The premise was that you were supposed to wear awful, mismatching clothes, which seems simple enough, but because it’s middle school the whole experience was fraught with social danger. I can still remember the mortification of being eye-balled by a popular girl who took in my outfit (which I thought was appalling) and announced dismissively “that’s what you always look like.”

These days I am rarely asked to deliberately look foolish but grown-up attire can still be stressful. Just last week, I found myself exchanging texts with a friend about what the expected dress code for a community event was. And lest we be tempted to fall into gender stereotypes, that friend was a man who was just as nervous as I was about the prospect of being the only one to show up in jeans.

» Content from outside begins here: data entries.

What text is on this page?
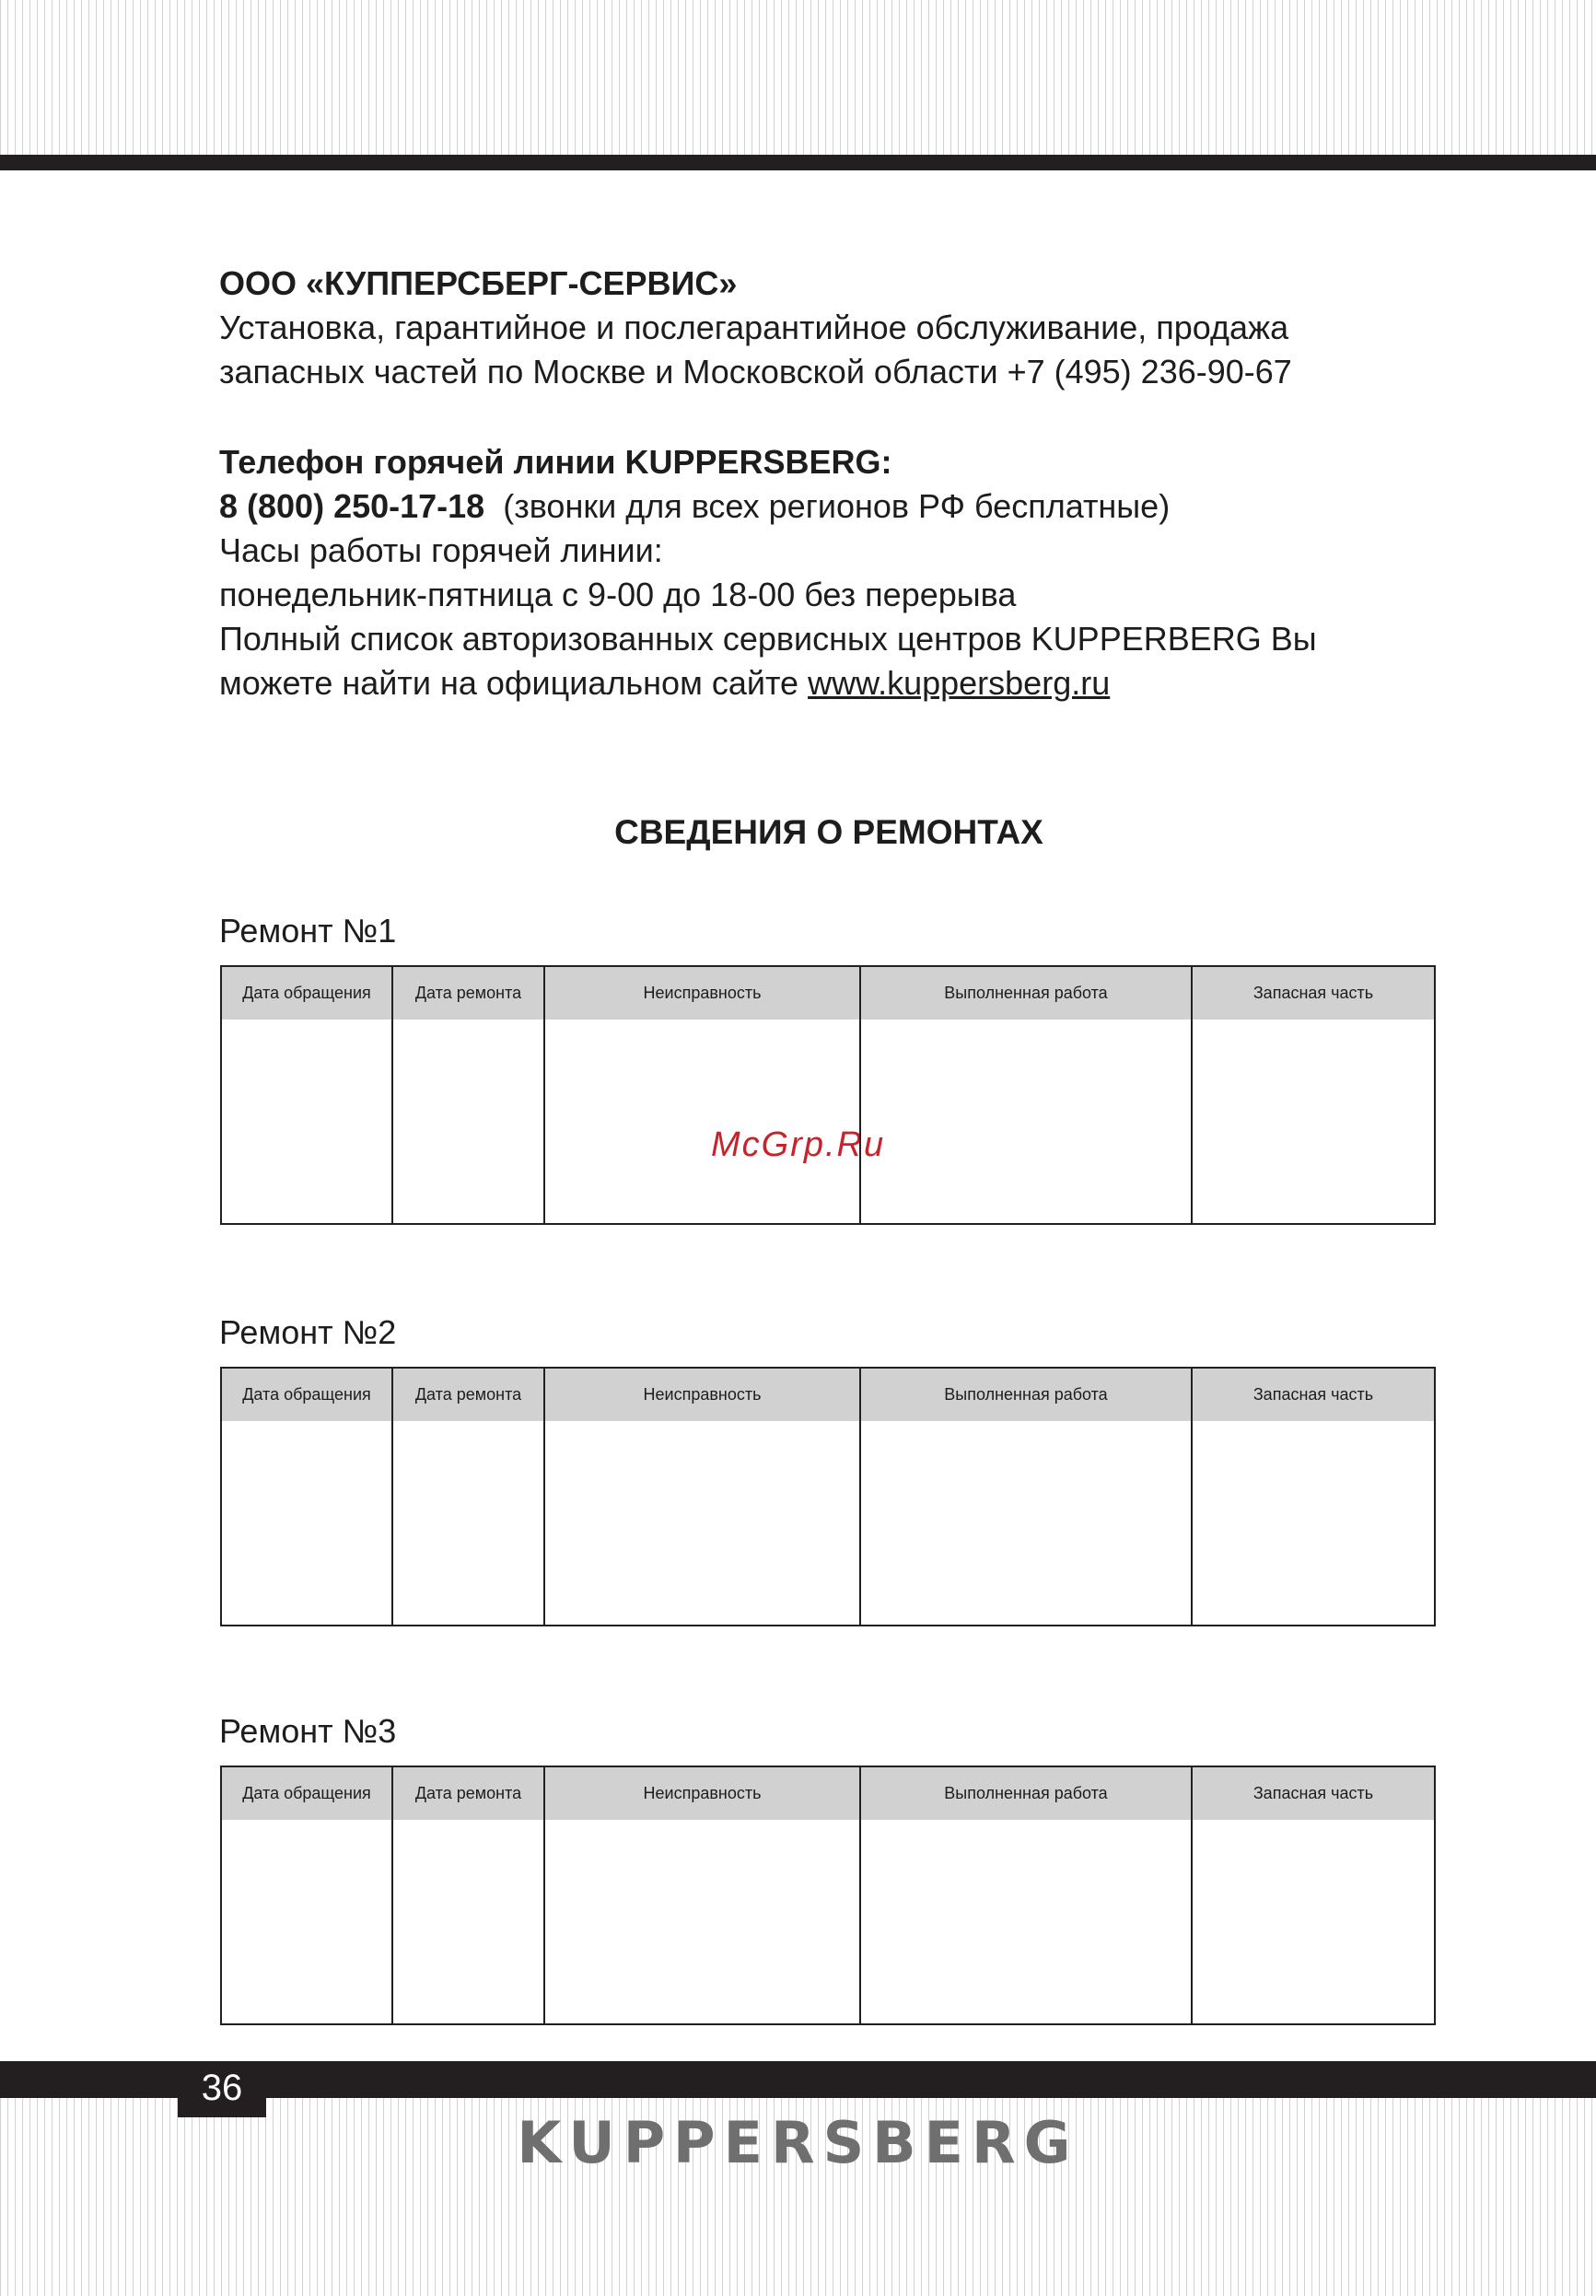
ООО «КУППЕРСБЕРГ-СЕРВИС»

Установка, гарантийное и послегарантийное обслуживание, продажа

запасных частей по Москве и Московской области +7 (495) 236-90-67

Телефон горячей линии KUPPERSBERG:

8 (800) 250-17-18 (звонки для всех регионов РФ бесплатные)

Часы работы горячей линии:

понедельник-пятница с 9-00 до 18-00 без перерыва

Полный список авторизованных сервисных центров KUPPERBERG Вы

можете найти на официальном сайте www.kuppersberg.ru

СВЕДЕНИЯ О РЕМОНТАХ
McGrp.Ru
Ремонт №1
Дата обращения	Дата ремонта	Неисправность	Выполненная работа	Запасная часть

Ремонт №2
Дата обращения	Дата ремонта	Неисправность	Выполненная работа	Запасная часть

Ремонт №3
Дата обращения	Дата ремонта	Неисправность	Выполненная работа	Запасная часть

36
KUPPERSBERG
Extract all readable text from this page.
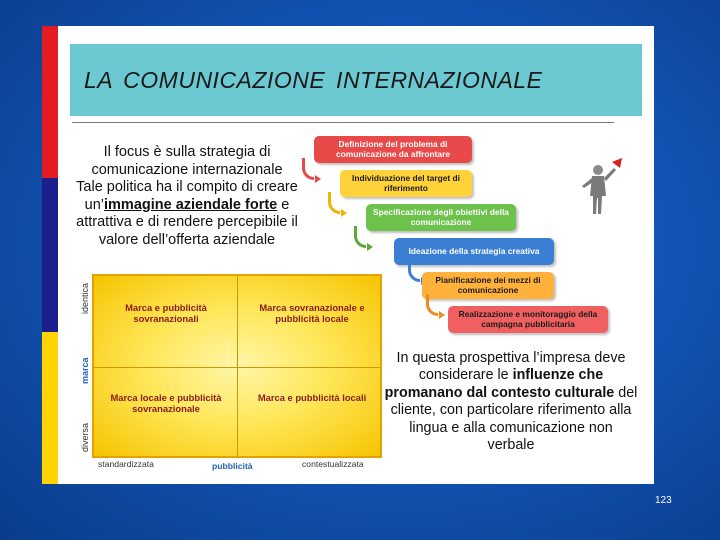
LA COMUNICAZIONE INTERNAZIONALE
Il focus è sulla strategia di comunicazione internazionale
Tale politica ha il compito di creare un’immagine aziendale forte e attrattiva e di rendere percepibile il valore dell’offerta aziendale
Definizione del problema di comunicazione da affrontare
Individuazione del target di riferimento
Specificazione degli obiettivi della comunicazione
Ideazione della strategia creativa
Pianificazione dei mezzi di comunicazione
Realizzazione e monitoraggio della campagna pubblicitaria
Marca e pubblicità sovranazionali
Marca sovranazionale e pubblicità locale
Marca locale e pubblicità sovranazionale
Marca e pubblicità locali
identica
marca
diversa
standardizzata	pubblicità	contestualizzata
In questa prospettiva l’impresa deve considerare le influenze che promanano dal contesto culturale del cliente, con particolare riferimento alla lingua e alla comunicazione non verbale
123
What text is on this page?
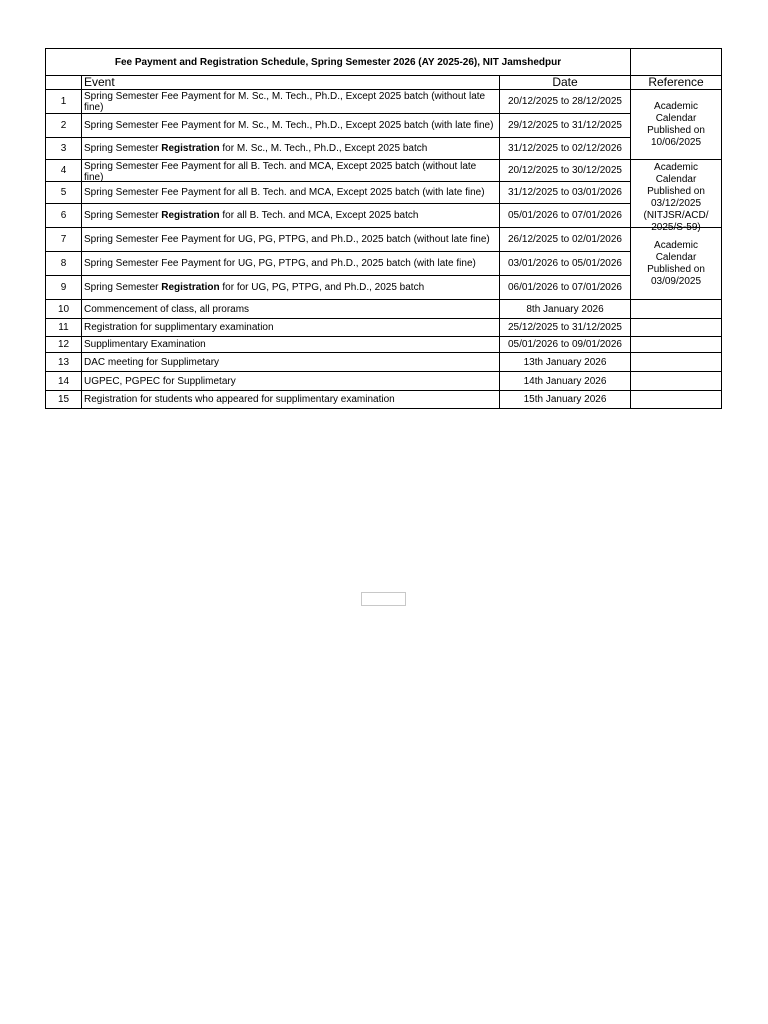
Fee Payment and Registration Schedule, Spring Semester 2026 (AY 2025-26), NIT Jamshedpur			
	Event	Date	Reference
1	Spring Semester Fee Payment for M. Sc., M. Tech., Ph.D., Except 2025 batch (without late fine)	20/12/2025 to 28/12/2025	Academic Calendar Published on 10/06/2025

2	Spring Semester Fee Payment for M. Sc., M. Tech., Ph.D., Except 2025 batch (with late fine)	29/12/2025 to 31/12/2025	
3	Spring Semester Registration for M. Sc., M. Tech., Ph.D., Except 2025 batch	31/12/2025 to 02/12/2026	
4	Spring Semester Fee Payment for all B. Tech. and MCA, Except 2025 batch (without late fine)	20/12/2025 to 30/12/2025	Academic Calendar Published on 03/12/2025 (NITJSR/ACD/ 2025/S-59)

5	Spring Semester Fee Payment for all B. Tech. and MCA, Except 2025 batch (with late fine)	31/12/2025 to 03/01/2026	
6	Spring Semester Registration for all B. Tech. and MCA, Except 2025 batch	05/01/2026 to 07/01/2026	
7	Spring Semester Fee Payment for UG, PG, PTPG, and Ph.D., 2025 batch (without late fine)	26/12/2025 to 02/01/2026	Academic Calendar Published on 03/09/2025

8	Spring Semester Fee Payment for UG, PG, PTPG, and Ph.D., 2025 batch (with late fine)	03/01/2026 to 05/01/2026	
9	Spring Semester Registration for for UG, PG, PTPG, and Ph.D., 2025 batch	06/01/2026 to 07/01/2026	
10	Commencement of class, all prorams	8th January 2026	
11	Registration for supplimentary examination	25/12/2025 to 31/12/2025	
12	Supplimentary Examination	05/01/2026 to 09/01/2026	
13	DAC meeting for Supplimetary	13th January 2026	
14	UGPEC, PGPEC for Supplimetary	14th January 2026	
15	Registration for students who appeared for supplimentary examination	15th January 2026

Or how about communal seating? My kids regularly come to me with tales of juvenile heartache stemming from who sat next to whom at lunch or in the car or on the benches on the playground. And it all seems quaint and silly…until you find yourself hovering on the edge of a crowded lunchroom at a professional conference, desperately scanning the room for someone to sit next to. Or, worse yet, approaching a table, only to discover that the seats are already saved (presumably for someone much cooler than you).

We may get older, wiser, smarter, and stronger, but some things just never change. And I’m okay with that. The fact that I still get nervous about my clothes or anxious about finding a friend to sit with make it easier to me to talk through those issues with my kids. I suppose the fact that these issues don’t magically disappear when you turn 18 might be an unwelcome revelation to my children, but I like to think that they appreciate the fact that they aren’t alone in their experiences.

Of course, it isn’t just social awkwardness that carries with you into adulthood. Some of the most sincere elements of childhood ring true at every age. My best friends and I still enjoy reading books, sharing snacks, and talking for hours as much as we did when we were twelve. We just call it book club now and bring wine. The sense of well-being that comes from surrounding yourself with like-minded women is every bit as powerful in adulthood as in childhood – probably more so.

And at book club, you never have to worry who to sit next to.